Through a Center for Civic Engagement sponsored program, elementary school students get the opportunity to find out what life is like for ‘the big kids’ in college.

In the Pen Friends program, WSU students write letters each week to first-grade through fourth-grade elementary students grades, who then write back in order to practice literacy skills.

Jacob McKissick, the literacy program graduate assistant and coordinator for Pen Friends, said the program offers valuable reading and writing practice for elementary students, but it also allows them to connect with those who are older.

“Not to mention the literary development the program offers, but there’s also ‘what are college students doing, what is college about,’” McKissick said. “It’s important for them to think about.”

Erin McIlraith, marketing and communications coordinator for the CCE, said each letter WSU students write has a theme, such as what they did over break or what their favorite thing about school is.

“There’s something really exciting for the elementary school kids to be interacting with 18, 19, and 20-year-olds,” McIlraith said. “There’s something really fun about that interaction.”

Senior interior design major Taylor Brock was involved with the Pen Friends program last spring.

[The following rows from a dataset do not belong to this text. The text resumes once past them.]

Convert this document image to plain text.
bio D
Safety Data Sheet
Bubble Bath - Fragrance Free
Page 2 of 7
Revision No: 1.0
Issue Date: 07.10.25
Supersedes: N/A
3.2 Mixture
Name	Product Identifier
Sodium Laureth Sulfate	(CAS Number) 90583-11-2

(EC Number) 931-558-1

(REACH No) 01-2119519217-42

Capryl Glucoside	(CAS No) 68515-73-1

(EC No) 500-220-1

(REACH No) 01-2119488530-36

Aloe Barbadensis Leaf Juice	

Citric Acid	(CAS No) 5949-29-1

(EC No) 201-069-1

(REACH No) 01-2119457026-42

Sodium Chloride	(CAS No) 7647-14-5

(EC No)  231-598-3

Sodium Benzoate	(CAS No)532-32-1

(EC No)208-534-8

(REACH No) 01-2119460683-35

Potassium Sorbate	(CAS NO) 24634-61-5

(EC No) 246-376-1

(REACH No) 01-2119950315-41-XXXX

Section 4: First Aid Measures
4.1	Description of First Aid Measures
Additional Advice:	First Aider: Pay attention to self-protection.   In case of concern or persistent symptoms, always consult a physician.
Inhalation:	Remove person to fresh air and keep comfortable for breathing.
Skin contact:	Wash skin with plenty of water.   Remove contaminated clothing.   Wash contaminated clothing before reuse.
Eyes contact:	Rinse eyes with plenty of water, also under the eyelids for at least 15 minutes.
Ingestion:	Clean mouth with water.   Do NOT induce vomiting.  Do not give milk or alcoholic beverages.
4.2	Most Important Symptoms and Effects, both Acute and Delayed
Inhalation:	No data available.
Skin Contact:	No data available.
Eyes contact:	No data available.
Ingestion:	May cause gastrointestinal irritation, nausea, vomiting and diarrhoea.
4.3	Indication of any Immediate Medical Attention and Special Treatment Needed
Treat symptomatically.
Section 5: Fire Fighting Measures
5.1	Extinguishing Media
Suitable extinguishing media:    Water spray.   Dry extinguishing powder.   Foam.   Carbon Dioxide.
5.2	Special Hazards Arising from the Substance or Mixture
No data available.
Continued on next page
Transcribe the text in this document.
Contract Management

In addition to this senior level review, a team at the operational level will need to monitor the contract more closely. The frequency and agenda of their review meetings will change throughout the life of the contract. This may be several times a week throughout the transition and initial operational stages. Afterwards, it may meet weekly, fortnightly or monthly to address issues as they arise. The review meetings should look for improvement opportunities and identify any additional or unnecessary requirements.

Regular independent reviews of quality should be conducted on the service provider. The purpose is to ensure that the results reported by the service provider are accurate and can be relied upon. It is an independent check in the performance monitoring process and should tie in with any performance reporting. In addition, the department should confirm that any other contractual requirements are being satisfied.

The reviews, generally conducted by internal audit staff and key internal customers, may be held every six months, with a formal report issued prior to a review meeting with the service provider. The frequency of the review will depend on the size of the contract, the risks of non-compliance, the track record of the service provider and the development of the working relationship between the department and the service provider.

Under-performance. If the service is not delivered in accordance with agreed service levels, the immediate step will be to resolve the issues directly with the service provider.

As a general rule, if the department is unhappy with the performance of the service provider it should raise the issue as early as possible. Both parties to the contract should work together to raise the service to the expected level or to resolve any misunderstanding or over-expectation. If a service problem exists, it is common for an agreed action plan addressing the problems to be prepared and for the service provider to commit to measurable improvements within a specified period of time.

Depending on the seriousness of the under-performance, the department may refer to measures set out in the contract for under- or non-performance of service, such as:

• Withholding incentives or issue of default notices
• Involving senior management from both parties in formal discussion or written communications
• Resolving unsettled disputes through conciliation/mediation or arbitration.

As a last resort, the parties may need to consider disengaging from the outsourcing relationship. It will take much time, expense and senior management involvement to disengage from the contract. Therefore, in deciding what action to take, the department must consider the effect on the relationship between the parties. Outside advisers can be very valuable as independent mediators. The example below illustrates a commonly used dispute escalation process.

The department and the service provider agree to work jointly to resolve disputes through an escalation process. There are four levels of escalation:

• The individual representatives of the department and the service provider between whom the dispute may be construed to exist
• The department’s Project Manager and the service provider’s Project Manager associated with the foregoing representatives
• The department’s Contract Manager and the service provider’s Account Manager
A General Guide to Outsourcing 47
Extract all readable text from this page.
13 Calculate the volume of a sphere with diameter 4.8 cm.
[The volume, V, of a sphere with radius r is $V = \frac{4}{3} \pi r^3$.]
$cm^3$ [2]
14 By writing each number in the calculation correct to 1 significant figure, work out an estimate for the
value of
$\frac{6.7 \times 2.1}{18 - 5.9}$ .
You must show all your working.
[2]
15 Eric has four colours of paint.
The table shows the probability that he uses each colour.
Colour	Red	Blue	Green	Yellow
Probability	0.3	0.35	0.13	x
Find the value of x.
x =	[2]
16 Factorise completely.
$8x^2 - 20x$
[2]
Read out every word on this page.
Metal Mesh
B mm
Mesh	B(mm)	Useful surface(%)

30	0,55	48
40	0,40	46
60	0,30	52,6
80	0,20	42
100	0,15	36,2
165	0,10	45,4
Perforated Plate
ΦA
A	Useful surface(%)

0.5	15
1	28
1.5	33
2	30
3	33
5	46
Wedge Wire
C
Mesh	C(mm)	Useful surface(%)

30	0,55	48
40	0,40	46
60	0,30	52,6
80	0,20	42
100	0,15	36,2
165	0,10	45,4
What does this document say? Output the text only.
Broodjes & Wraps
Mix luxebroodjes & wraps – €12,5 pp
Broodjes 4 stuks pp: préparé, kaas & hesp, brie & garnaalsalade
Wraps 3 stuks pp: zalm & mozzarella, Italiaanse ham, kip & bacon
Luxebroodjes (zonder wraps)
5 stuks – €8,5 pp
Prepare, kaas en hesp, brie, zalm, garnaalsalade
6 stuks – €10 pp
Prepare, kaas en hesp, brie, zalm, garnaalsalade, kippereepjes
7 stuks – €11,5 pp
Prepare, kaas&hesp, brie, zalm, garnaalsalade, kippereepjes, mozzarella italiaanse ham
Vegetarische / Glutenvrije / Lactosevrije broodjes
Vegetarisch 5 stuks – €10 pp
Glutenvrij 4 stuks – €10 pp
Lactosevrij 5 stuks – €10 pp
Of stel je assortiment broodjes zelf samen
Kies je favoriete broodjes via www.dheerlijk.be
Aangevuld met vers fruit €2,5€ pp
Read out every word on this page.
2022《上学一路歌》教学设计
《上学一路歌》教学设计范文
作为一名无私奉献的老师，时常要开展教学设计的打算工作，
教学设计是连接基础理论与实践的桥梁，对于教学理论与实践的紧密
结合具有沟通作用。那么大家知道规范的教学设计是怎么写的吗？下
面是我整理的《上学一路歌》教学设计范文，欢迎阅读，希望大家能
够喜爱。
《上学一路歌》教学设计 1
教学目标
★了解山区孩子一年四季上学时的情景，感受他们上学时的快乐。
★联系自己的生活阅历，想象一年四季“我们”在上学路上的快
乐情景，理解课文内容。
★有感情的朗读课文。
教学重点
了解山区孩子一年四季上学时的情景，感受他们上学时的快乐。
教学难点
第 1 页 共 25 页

It gives elementary students someone to look up to, she said.

“I remember at that age the thought of a big kid was so scary, and it just kind of breaks down the walls,” Brock said.

The program is one of the longest-running offered by the CCE, beginning around its opening in 1998, McIlraith said. The program has recently been added to OrgSync, which allows students to register online.

This semester enrollment reached 183 students within the first week, making it one of the most popular semesters to date, McKissick said.

WSU students are paired up with elementary students all over Whitman County and in every elementary school in Pullman, McKissick said.

Brock said deciphering the letters from the younger students who are still learning to write is one of the fun challenges the program offers.

“My favorite thing was I would come home with my three roommates, and we would try to figure out what he was trying to say,” Brock said.

Brock said the engagement of the elementary students is also apparent in each letter, which makes it more enjoyable to respond to them.

“It’s such a simple thing, it doesn’t take much time, but every week I looked forward to it,” Brock said.